Things also changed between Sheila and Tara. Sobered by the responsibilities ahead of her, Sheila finally put aside her selfishness. She grew more mature and open. The two cousins had long talks about the future.

“I’d no idea you missed performing so much. You said nothin’ all this time, and I never bothered to ask you how you felt. You just took these jobs and went about your work.”

“There’s nothin’ noble in that. We needed to eat.”

“It’s such a shame, though. You must find a way to get back onstage. Sure and it’s where you were meant to be.”

•  •  •

“Sometimes I wake up in the dead of night with a start, wondering why I don’t feel you lying next to me…”

Tara read Reece’s letters aloud to Sheila, omitting the more intimate passages. They came thrice a week, and she wrote back to him with similar frequency. She tried to cheer him with amusing descriptions of visitors to the mansion, of how Cook screamed and jumped up onto a chair the day a mouse scampered through the kitchen.

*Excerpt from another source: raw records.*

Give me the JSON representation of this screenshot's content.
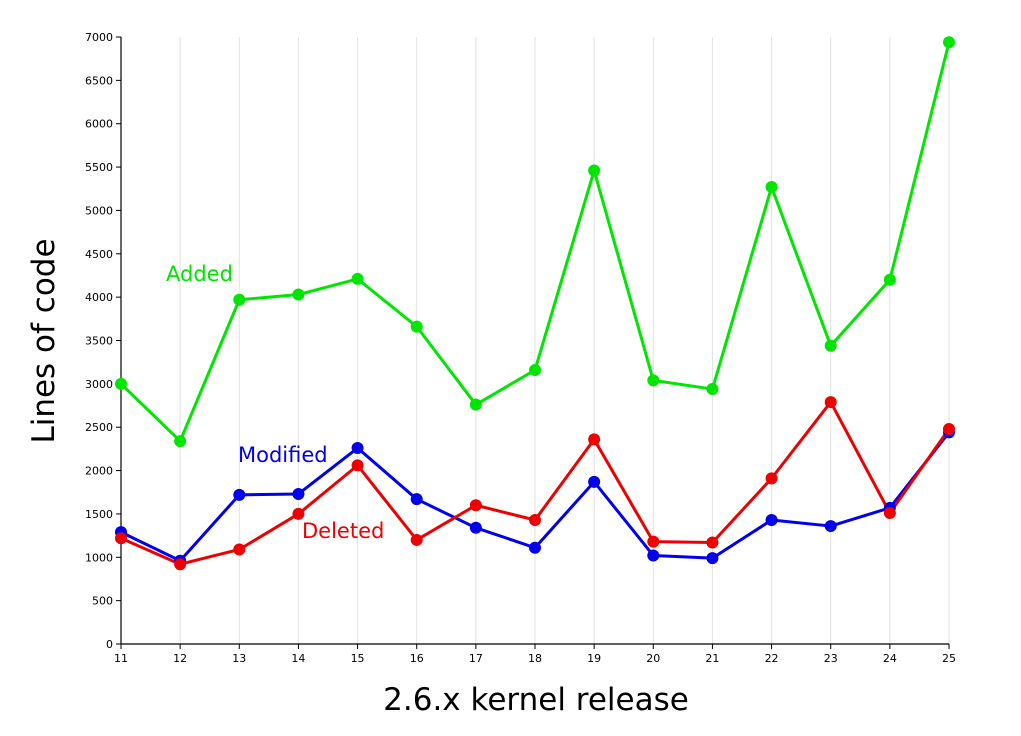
{
  "chart_data": {
    "type": "line",
    "xlabel": "2.6.x kernel release",
    "ylabel": "Lines of code",
    "x": [
      11,
      12,
      13,
      14,
      15,
      16,
      17,
      18,
      19,
      20,
      21,
      22,
      23,
      24,
      25
    ],
    "x_tick_labels": [
      "11",
      "12",
      "13",
      "14",
      "15",
      "16",
      "17",
      "18",
      "19",
      "20",
      "21",
      "22",
      "23",
      "24",
      "25"
    ],
    "ylim": [
      0,
      7000
    ],
    "y_ticks": [
      0,
      500,
      1000,
      1500,
      2000,
      2500,
      3000,
      3500,
      4000,
      4500,
      5000,
      5500,
      6000,
      6500,
      7000
    ],
    "y_tick_labels": [
      "0",
      "500",
      "1000",
      "1500",
      "2000",
      "2500",
      "3000",
      "3500",
      "4000",
      "4500",
      "5000",
      "5500",
      "6000",
      "6500",
      "7000"
    ],
    "grid": "vertical",
    "series": [
      {
        "name": "Added",
        "color": "#00e600",
        "values": [
          3000,
          2340,
          3970,
          4030,
          4210,
          3660,
          2760,
          3160,
          5460,
          3040,
          2940,
          5270,
          3440,
          4200,
          6940
        ]
      },
      {
        "name": "Modified",
        "color": "#0000ee",
        "values": [
          1290,
          960,
          1720,
          1730,
          2260,
          1670,
          1340,
          1110,
          1870,
          1020,
          990,
          1430,
          1360,
          1570,
          2440
        ]
      },
      {
        "name": "Deleted",
        "color": "#ee0000",
        "values": [
          1220,
          920,
          1090,
          1500,
          2060,
          1200,
          1600,
          1430,
          2360,
          1180,
          1170,
          1910,
          2790,
          1510,
          2480
        ]
      }
    ]
  }
}
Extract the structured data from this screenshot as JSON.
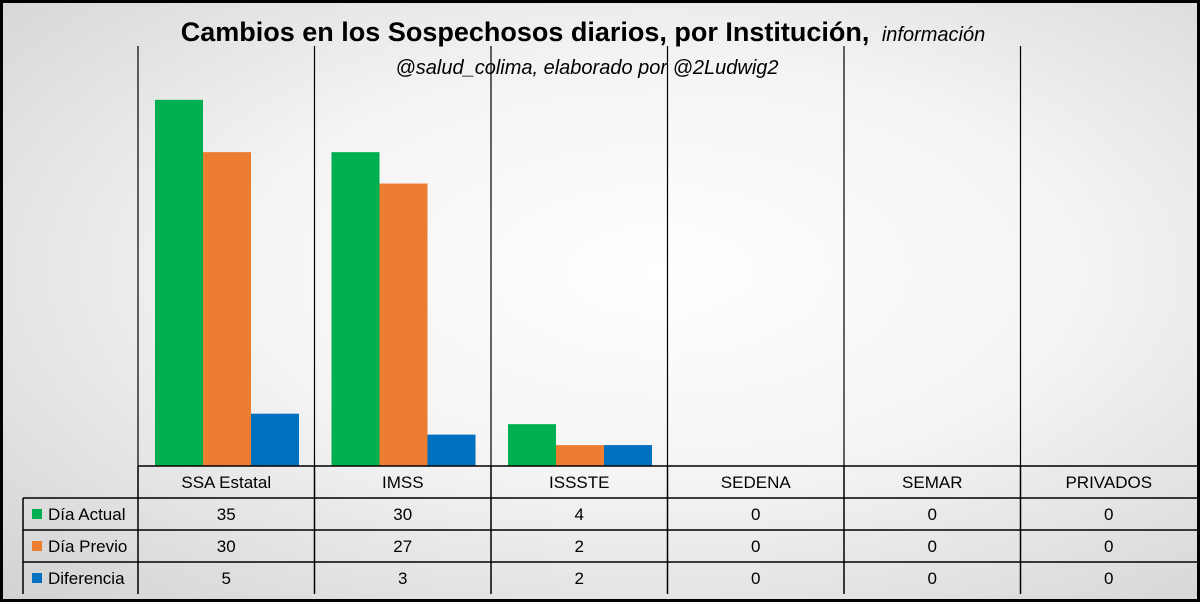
{
  "chart_data": {
    "type": "bar",
    "title": "Cambios en los Sospechosos diarios, por Institución,",
    "subtitle_line1": "información",
    "subtitle_line2": "@salud_colima, elaborado por @2Ludwig2",
    "categories": [
      "SSA Estatal",
      "IMSS",
      "ISSSTE",
      "SEDENA",
      "SEMAR",
      "PRIVADOS"
    ],
    "series": [
      {
        "name": "Día Actual",
        "values": [
          35,
          30,
          4,
          0,
          0,
          0
        ],
        "color": "#00b050"
      },
      {
        "name": "Día Previo",
        "values": [
          30,
          27,
          2,
          0,
          0,
          0
        ],
        "color": "#ed7d31"
      },
      {
        "name": "Diferencia",
        "values": [
          5,
          3,
          2,
          0,
          0,
          0
        ],
        "color": "#0070c0"
      }
    ],
    "ylim": [
      0,
      39
    ],
    "grid": false,
    "legend": "data-table"
  }
}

“I am flying with the French in a plane that can go 130 miles an hour. Someone more clever than I has solved a problem I never gave much thought to: how to synchronize machine gun fire so that you can shoot through the propellers without hitting them.”

“Machine gun fire,” said Sheila in alarm. “Ah, Tara. You must be that worried about him.”

She was. The hostilities showed no signs of easing. In fact, America was being pushed closer and closer to entering the war by growing public outrage over the deadly effectiveness of Germany’s U-boats, which sank all vessels they encountered, including American ships.

“I am working closely with the French and English engineers. General Damon is pleased with my reports. Still no word on when I’ll be coming home. You can’t imagine what it’s like here. The Germans are using nerve gas in the trenches. Yesterday I saw dozens of blinded men, waiting in a long line for treatment. Some of them, I think, will never see again.

“I go about my work here but I feel as if I’m there with you. Never forget for a moment how much I love you, Tara.”

One month turned into two, then four and five. Sheila was quite large by this time. She spent her days reading popular novels and sometimes even the schoolbooks she’d previously neglected. She also knitted lots of clothes for the baby and snuck out of the house to take leisurely walks, bundled up warmly against the frosty air.